Nella provincia di Foggia è coltivato il 40% di tutto il pomodoro italiano. Siamo secondi solo agli Stati Uniti. Il ruolo della Grande distribuzione organizzata è centrale in questo sfruttamento, perché schiaccia anche le aziende, comprando il prodotto prima del raccolto e imponendo il prezzo. I produttori quindi possono tagliare solo sul “capitale variabile”, cioè la forza lavoro. Che in questo caso rasenta il lavoro schiavile.
Queste righe si possono leggere alla fine di questo articolo di Avvenire, nel quale si parla della morte dei due fratellini nell’incendio verificatosi in un campo ROM della provincia di Foggia.
E’ terribile pensare che anche noi che andiamo sempre alla ricerca del prodotto a minor costo possiamo essere in parte moralmente responsabili della morte di due piccoli innocenti e di tante altre sofferenze.
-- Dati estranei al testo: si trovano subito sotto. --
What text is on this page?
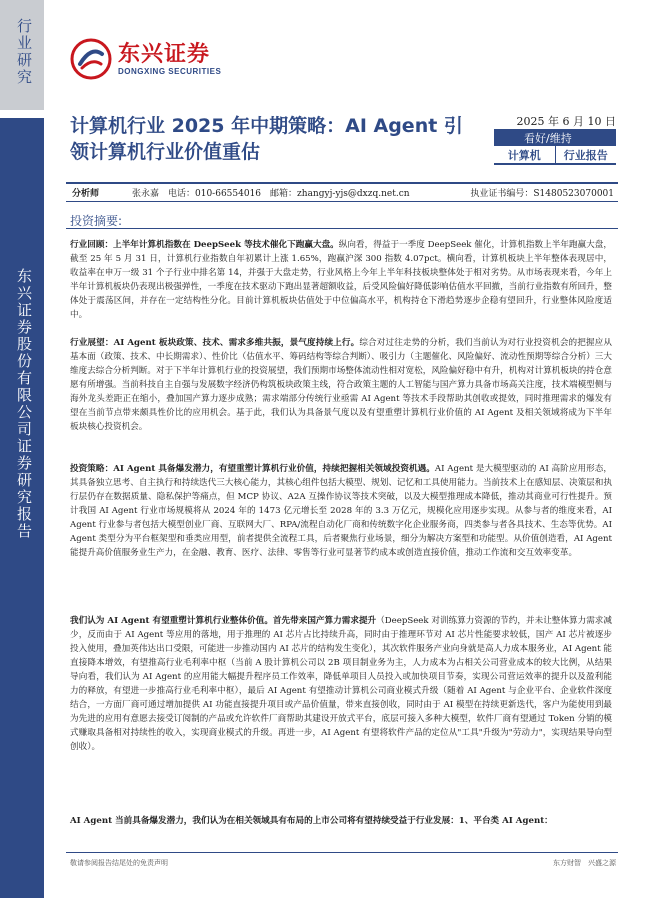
行业研究
东兴证券股份有限公司证券研究报告
东兴证券
DONGXING SECURITIES
计算机行业 2025 年中期策略：AI Agent 引领计算机行业价值重估
2025 年 6 月 10 日
看好/维持
计算机	行业报告
分析师	张永嘉　电话：010-66554016　邮箱：zhangyj-yjs@dxzq.net.cn	执业证书编号：S1480523070001
投资摘要:
行业回顾：上半年计算机指数在 DeepSeek 等技术催化下跑赢大盘。纵向看，得益于一季度 DeepSeek 催化，计算机指数上半年跑赢大盘，截至 25 年 5 月 31 日，计算机行业指数自年初累计上涨 1.65%，跑赢沪深 300 指数 4.07pct。横向看，计算机板块上半年整体表现居中，收益率在申万一级 31 个子行业中排名第 14，并强于大盘走势，行业风格上今年上半年科技板块整体处于相对劣势。从市场表现来看，今年上半年计算机板块仍表现出极强弹性，一季度在技术驱动下跑出显著超额收益，后受风险偏好降低影响估值水平回撤，当前行业指数有所回升，整体处于震荡区间，并存在一定结构性分化。目前计算机板块估值处于中位偏高水平，机构持仓下滑趋势逐步企稳有望回升，行业整体风险度适中。
行业展望：AI Agent 板块政策、技术、需求多维共振，景气度持续上行。综合对过往走势的分析，我们当前认为对行业投资机会的把握应从基本面（政策、技术、中长期需求）、性价比（估值水平、筹码结构等综合判断）、吸引力（主题催化、风险偏好、流动性预期等综合分析）三大维度去综合分析判断。对于下半年计算机行业的投资展望，我们预期市场整体流动性相对宽松，风险偏好稳中有升，机构对计算机板块的持仓意愿有所增强。当前科技自主自强与发展数字经济仍构筑板块政策主线，符合政策主题的人工智能与国产算力具备市场高关注度，技术端模型侧与海外龙头差距正在缩小，叠加国产算力逐步成熟；需求端部分传统行业亟需 AI Agent 等技术手段帮助其创收或提效，同时推理需求的爆发有望在当前节点带来颇具性价比的应用机会。基于此，我们认为具备景气度以及有望重塑计算机行业价值的 AI Agent 及相关领域将成为下半年板块核心投资机会。
投资策略：AI Agent 具备爆发潜力，有望重塑计算机行业价值，持续把握相关领域投资机遇。AI Agent 是大模型驱动的 AI 高阶应用形态，其具备独立思考、自主执行和持续迭代三大核心能力，其核心组件包括大模型、规划、记忆和工具使用能力。当前技术上在感知层、决策层和执行层仍存在数据质量、隐私保护等痛点，但 MCP 协议、A2A 互操作协议等技术突破，以及大模型推理成本降低，推动其商业可行性提升。预计我国 AI Agent 行业市场规模将从 2024 年的 1473 亿元增长至 2028 年的 3.3 万亿元，规模化应用逐步实现。从参与者的维度来看，AI Agent 行业参与者包括大模型创业厂商、互联网大厂、RPA/流程自动化厂商和传统数字化企业服务商，四类参与者各具技术、生态等优势。AI Agent 类型分为平台框架型和垂类应用型，前者提供全流程工具，后者聚焦行业场景，细分为解决方案型和功能型。从价值创造看，AI Agent 能提升高价值服务业生产力，在金融、教育、医疗、法律、零售等行业可显著节约成本或创造直接价值，推动工作流和交互效率变革。
我们认为 AI Agent 有望重塑计算机行业整体价值。首先带来国产算力需求提升（DeepSeek 对训练算力资源的节约，并未让整体算力需求减少，反而由于 AI Agent 等应用的落地，用于推理的 AI 芯片占比持续升高，同时由于推理环节对 AI 芯片性能要求较低，国产 AI 芯片被逐步投入使用，叠加英伟达出口受限，可能进一步推动国内 AI 芯片的结构发生变化），其次软件服务产业向身就是高人力成本服务业，AI Agent 能直接降本增效，有望推高行业毛利率中枢（当前 A 股计算机公司以 2B 项目制业务为主，人力成本为占相关公司营业成本的较大比例，从结果导向看，我们认为 AI Agent 的应用能大幅提升程序员工作效率，降低单项目人员投入或加快项目节奏，实现公司营运效率的提升以及盈利能力的释放，有望进一步推高行业毛利率中枢），最后 AI Agent 有望推动计算机公司商业模式升级（随着 AI Agent 与企业平台、企业软件深度结合，一方面厂商可通过增加提供 AI 功能直接提升项目或产品价值量，带来直接创收，同时由于 AI 模型在持续更新迭代，客户为能使用到最为先进的应用有意愿去接受订阅制的产品或允许软件厂商帮助其建设开放式平台，底层可接入多种大模型，软件厂商有望通过 Token 分销的模式赚取具备相对持续性的收入，实现商业模式的升级。再进一步，AI Agent 有望将软件产品的定位从"工具"升级为"劳动力"，实现结果导向型创收）。
AI Agent 当前具备爆发潜力，我们认为在相关领域具有布局的上市公司将有望持续受益于行业发展：1、平台类 AI Agent：
敬请参阅报告结尾处的免责声明	东方财智　兴盛之源
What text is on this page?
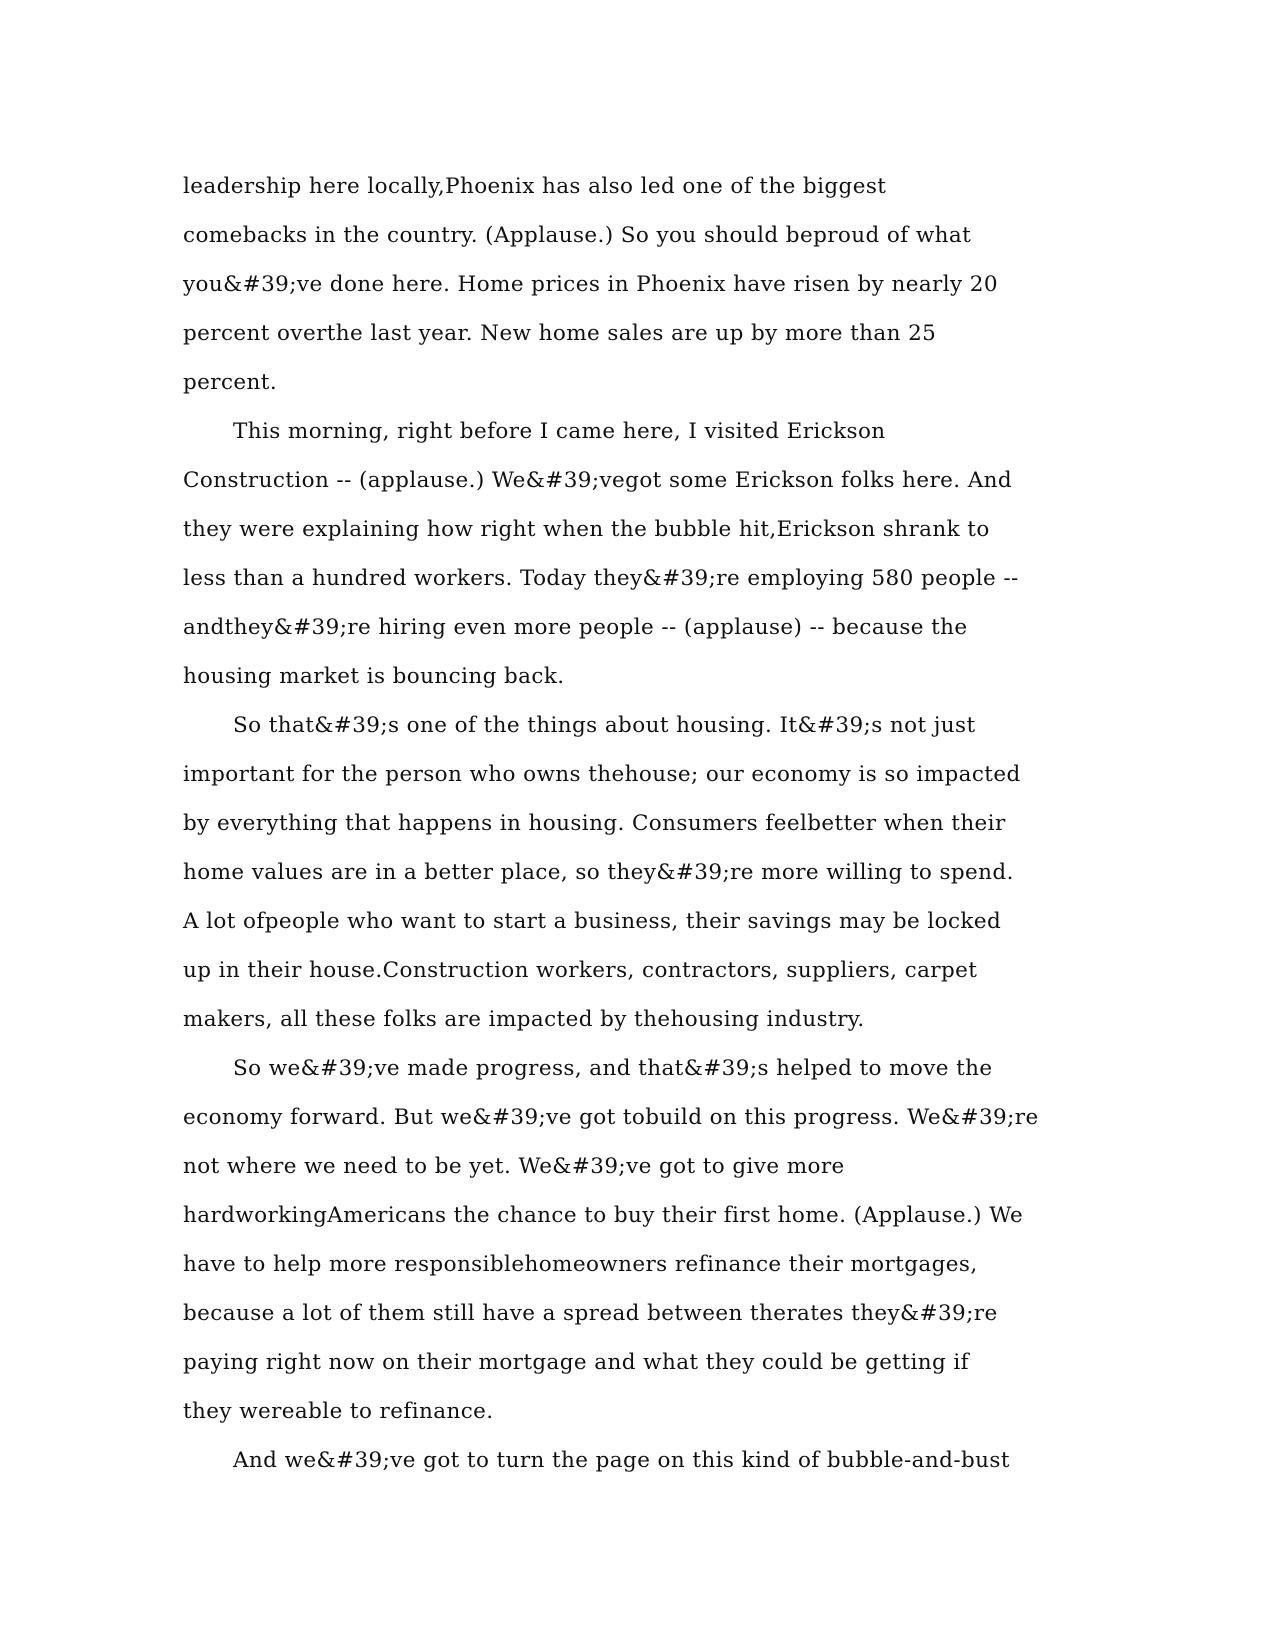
leadership here locally,Phoenix has also led one of the biggest
comebacks in the country. (Applause.) So you should beproud of what
you&#39;ve done here. Home prices in Phoenix have risen by nearly 20
percent overthe last year. New home sales are up by more than 25
percent.
This morning, right before I came here, I visited Erickson
Construction -- (applause.) We&#39;vegot some Erickson folks here. And
they were explaining how right when the bubble hit,Erickson shrank to
less than a hundred workers. Today they&#39;re employing 580 people --
andthey&#39;re hiring even more people -- (applause) -- because the
housing market is bouncing back.
So that&#39;s one of the things about housing. It&#39;s not just
important for the person who owns thehouse; our economy is so impacted
by everything that happens in housing. Consumers feelbetter when their
home values are in a better place, so they&#39;re more willing to spend.
A lot ofpeople who want to start a business, their savings may be locked
up in their house.Construction workers, contractors, suppliers, carpet
makers, all these folks are impacted by thehousing industry.
So we&#39;ve made progress, and that&#39;s helped to move the
economy forward. But we&#39;ve got tobuild on this progress. We&#39;re
not where we need to be yet. We&#39;ve got to give more
hardworkingAmericans the chance to buy their first home. (Applause.) We
have to help more responsiblehomeowners refinance their mortgages,
because a lot of them still have a spread between therates they&#39;re
paying right now on their mortgage and what they could be getting if
they wereable to refinance.
And we&#39;ve got to turn the page on this kind of bubble-and-bust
Certo quando scegliamo una passata di pomodoro non pensiamo a chi l’ha prodotta, a quelli che ci hanno lavorato, o se sono stati rispettati i diritti umani e le leggi del nostro Paese: in quel momento siamo presi dalla preoccupazione di contenere l’importo che ci verrà addebitato alla cassa. Per questo bisognerebbe pensare a contraddistinguere i vari prodotti con un’ etichetta che garantisca il rispetto delle regole in tutta la filiera produttiva. E chi dovrebbe attivarsi in questo senso? Penso che dovrebbero farsene carico proprio le grandi marche di supermercati, visto che sono proprio loro a innescare il circolo vizioso che porta a schiavizzare i più deboli tra i deboli.